Officials at Northern Tech University are reeling today following the mass cancellation of over 200 of its faculty and staff. At issue is the university’s new marketing campaign which seeks to attract more male students to the campus by boasting Two Girls For Every Boy. Officials seem to have underestimated the amount of offense generated by the slogan and are now facing a merciless backlash. Across the campus Tuesday, emotional apologies were issued and resignations were flying as university officials sought to minimize the damage.
“Look, we’ve got a big problem here,” said university president Miles Stanley. “We’ve basically got two chicks for every dude. Now how is a female student who enrolls at our school supposed to find someone who’ll support her through life if we got too few potential breadwinners on campus? I’m mean, you can see the problem here, right?”
Posters portraying young men carrying books and escorting pairs of buxom young women to class were torn down and burned outside the Student Union. Brochures guaranteeing parents their socially awkward son “is sure to meet the girl of his dreams or your money back” were also thrown into the fire.

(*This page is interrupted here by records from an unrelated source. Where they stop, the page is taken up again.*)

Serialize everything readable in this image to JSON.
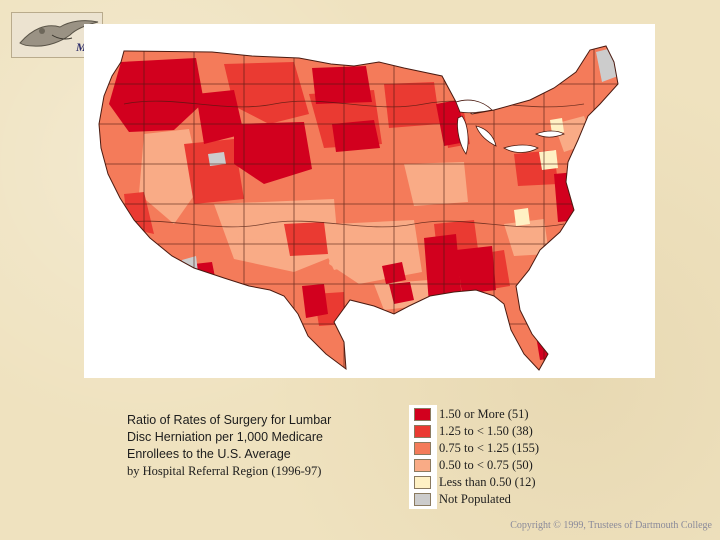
{
  "logo": {
    "letter": "M"
  },
  "map": {
    "colors": {
      "high": "#d2001e",
      "mid_high": "#ea3a32",
      "average": "#f47b5a",
      "low": "#f9ab86",
      "very_low": "#fff1c4",
      "none": "#cccccc",
      "border": "#4a1a10"
    }
  },
  "caption": {
    "line1": "Ratio of Rates of Surgery for Lumbar",
    "line2": "Disc Herniation per 1,000 Medicare",
    "line3": "Enrollees to the U.S. Average",
    "line4": "by Hospital Referral Region (1996-97)"
  },
  "legend": {
    "items": [
      {
        "label": "1.50 or More (51)",
        "color": "#d2001e"
      },
      {
        "label": "1.25 to < 1.50 (38)",
        "color": "#ea3a32"
      },
      {
        "label": "0.75 to < 1.25 (155)",
        "color": "#f47b5a"
      },
      {
        "label": "0.50 to < 0.75 (50)",
        "color": "#f9ab86"
      },
      {
        "label": "Less than 0.50 (12)",
        "color": "#fff1c4"
      },
      {
        "label": "Not Populated",
        "color": "#cccccc"
      }
    ]
  },
  "copyright": "Copyright © 1999, Trustees of Dartmouth College"
}
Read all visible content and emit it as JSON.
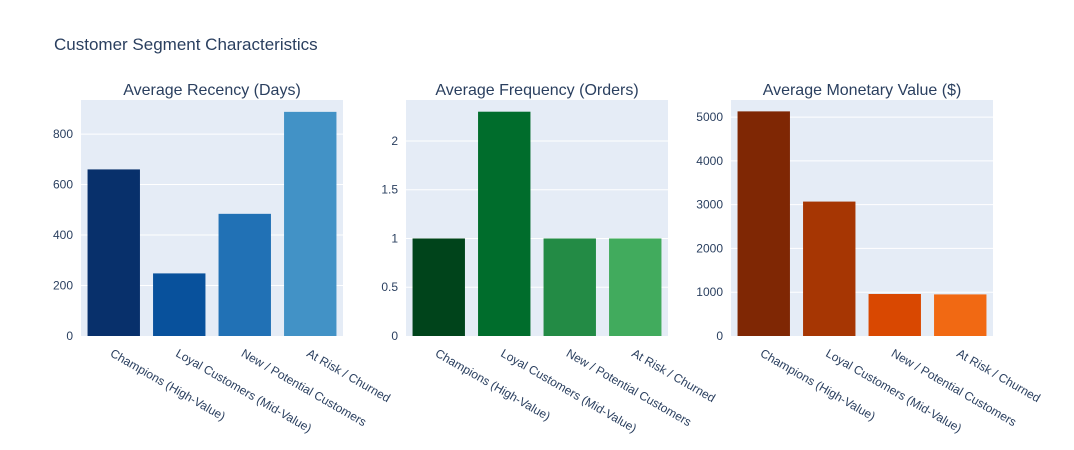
{
  "figure": {
    "title": "Customer Segment Characteristics"
  },
  "chart_data": [
    {
      "type": "bar",
      "title": "Average Recency (Days)",
      "categories": [
        "Champions (High-Value)",
        "Loyal Customers (Mid-Value)",
        "New / Potential Customers",
        "At Risk / Churned"
      ],
      "values": [
        660,
        248,
        484,
        888
      ],
      "colors": [
        "#08306b",
        "#08519c",
        "#2171b5",
        "#4292c6"
      ],
      "ylim": [
        0,
        935
      ],
      "yticks": [
        0,
        200,
        400,
        600,
        800
      ],
      "ytick_labels": [
        "0",
        "200",
        "400",
        "600",
        "800"
      ],
      "xlabel": "",
      "ylabel": ""
    },
    {
      "type": "bar",
      "title": "Average Frequency (Orders)",
      "categories": [
        "Champions (High-Value)",
        "Loyal Customers (Mid-Value)",
        "New / Potential Customers",
        "At Risk / Churned"
      ],
      "values": [
        1.0,
        2.3,
        1.0,
        1.0
      ],
      "colors": [
        "#00441b",
        "#006d2c",
        "#238b45",
        "#41ab5d"
      ],
      "ylim": [
        0,
        2.42
      ],
      "yticks": [
        0,
        0.5,
        1,
        1.5,
        2
      ],
      "ytick_labels": [
        "0",
        "0.5",
        "1",
        "1.5",
        "2"
      ],
      "xlabel": "",
      "ylabel": ""
    },
    {
      "type": "bar",
      "title": "Average Monetary Value ($)",
      "categories": [
        "Champions (High-Value)",
        "Loyal Customers (Mid-Value)",
        "New / Potential Customers",
        "At Risk / Churned"
      ],
      "values": [
        5130,
        3070,
        960,
        950
      ],
      "colors": [
        "#7f2704",
        "#a63603",
        "#d94801",
        "#f16913"
      ],
      "ylim": [
        0,
        5390
      ],
      "yticks": [
        0,
        1000,
        2000,
        3000,
        4000,
        5000
      ],
      "ytick_labels": [
        "0",
        "1000",
        "2000",
        "3000",
        "4000",
        "5000"
      ],
      "xlabel": "",
      "ylabel": ""
    }
  ],
  "style": {
    "plot_bg": "#e5ecf6",
    "grid_color": "#ffffff",
    "title_color": "#2a3f5f",
    "tick_color": "#2a3f5f"
  }
}
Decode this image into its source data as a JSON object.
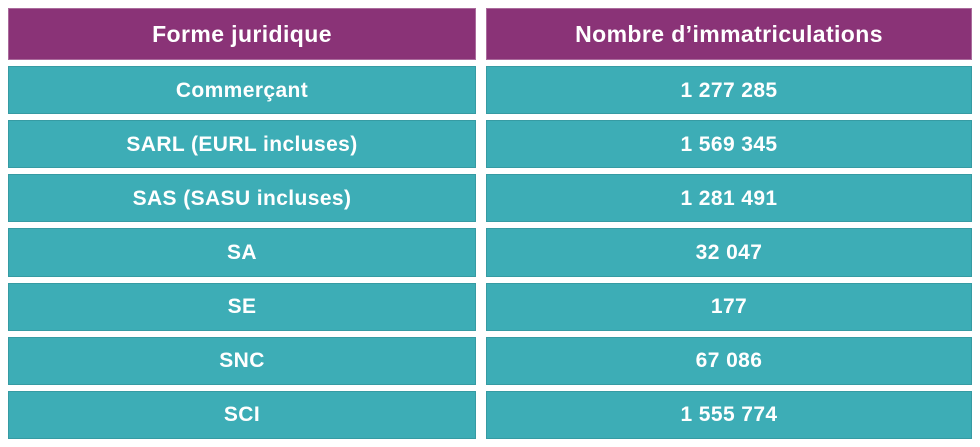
{
  "colors": {
    "header_bg": "#8A3377",
    "row_bg": "#3DADB6",
    "text": "#FFFFFF",
    "page_bg": "#FFFFFF"
  },
  "table": {
    "headers": [
      "Forme juridique",
      "Nombre d’immatriculations"
    ],
    "rows": [
      [
        "Commerçant",
        "1 277 285"
      ],
      [
        "SARL (EURL incluses)",
        "1 569 345"
      ],
      [
        "SAS (SASU incluses)",
        "1 281 491"
      ],
      [
        "SA",
        "32 047"
      ],
      [
        "SE",
        "177"
      ],
      [
        "SNC",
        "67 086"
      ],
      [
        "SCI",
        "1 555 774"
      ]
    ]
  },
  "chart_data": {
    "type": "table",
    "title": "",
    "columns": [
      "Forme juridique",
      "Nombre d’immatriculations"
    ],
    "rows": [
      [
        "Commerçant",
        "1 277 285"
      ],
      [
        "SARL (EURL incluses)",
        "1 569 345"
      ],
      [
        "SAS (SASU incluses)",
        "1 281 491"
      ],
      [
        "SA",
        "32 047"
      ],
      [
        "SE",
        "177"
      ],
      [
        "SNC",
        "67 086"
      ],
      [
        "SCI",
        "1 555 774"
      ]
    ],
    "values": {
      "Commerçant": 1277285,
      "SARL (EURL incluses)": 1569345,
      "SAS (SASU incluses)": 1281491,
      "SA": 32047,
      "SE": 177,
      "SNC": 67086,
      "SCI": 1555774
    },
    "legend_position": "none",
    "grid": false
  }
}
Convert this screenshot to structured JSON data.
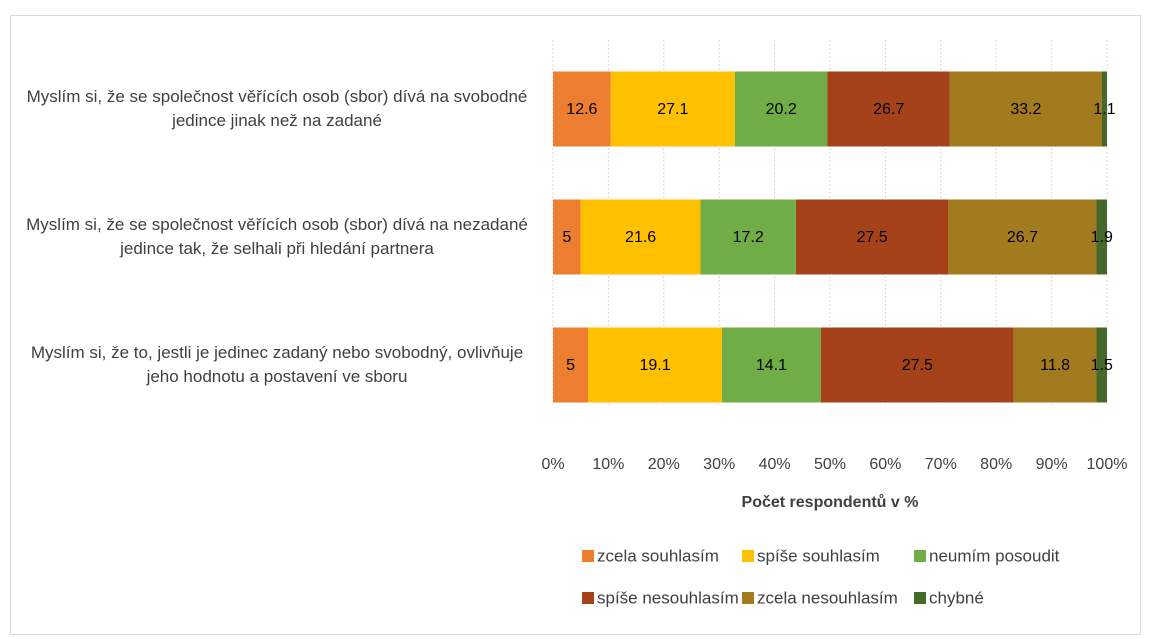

Officials launched the campaign to combat a growing trend at Northern Tech and nationwide where fewer young males are enrolling in college while female enrollment continues to rise. Nationally, the breakdown of females to males at colleges and universities is 60 percent to 40 percent. However, at Northern Tech the difference is even more extreme with 66 percent female enrollment to just 34 percent male.
“You know, people don’t think about the hidden costs of running a university so heavily skewed toward the fairer sex. For instance, vehicular mishaps are up 27 percent,” said Stanley. “Also, we anticipate having to acquire additional kitchen and sewing equipment for our Home Economics Department.”
Across campus, protests have broken out regarding the university’s founder Simpson Wetherby, who at the school’s founding denied enrollment to women. The father of five daughters and no sons, Wetherby established the college in 1829 as a means of cultivating suitable young men to marry his daughters and to whom he could bequeath his vast fortune.
Caving to student pressure, university officials announced Tuesday that the “Surf City” themed homecoming event would be canceled and replaced by a tribute to Helen Reddy. However the action prompted a new round of protests and cancellations after non-gender specific and gender fluid students objected to the implication in Reddy’s 1971 hit “I Am Woman” that only women could be strong and invincible.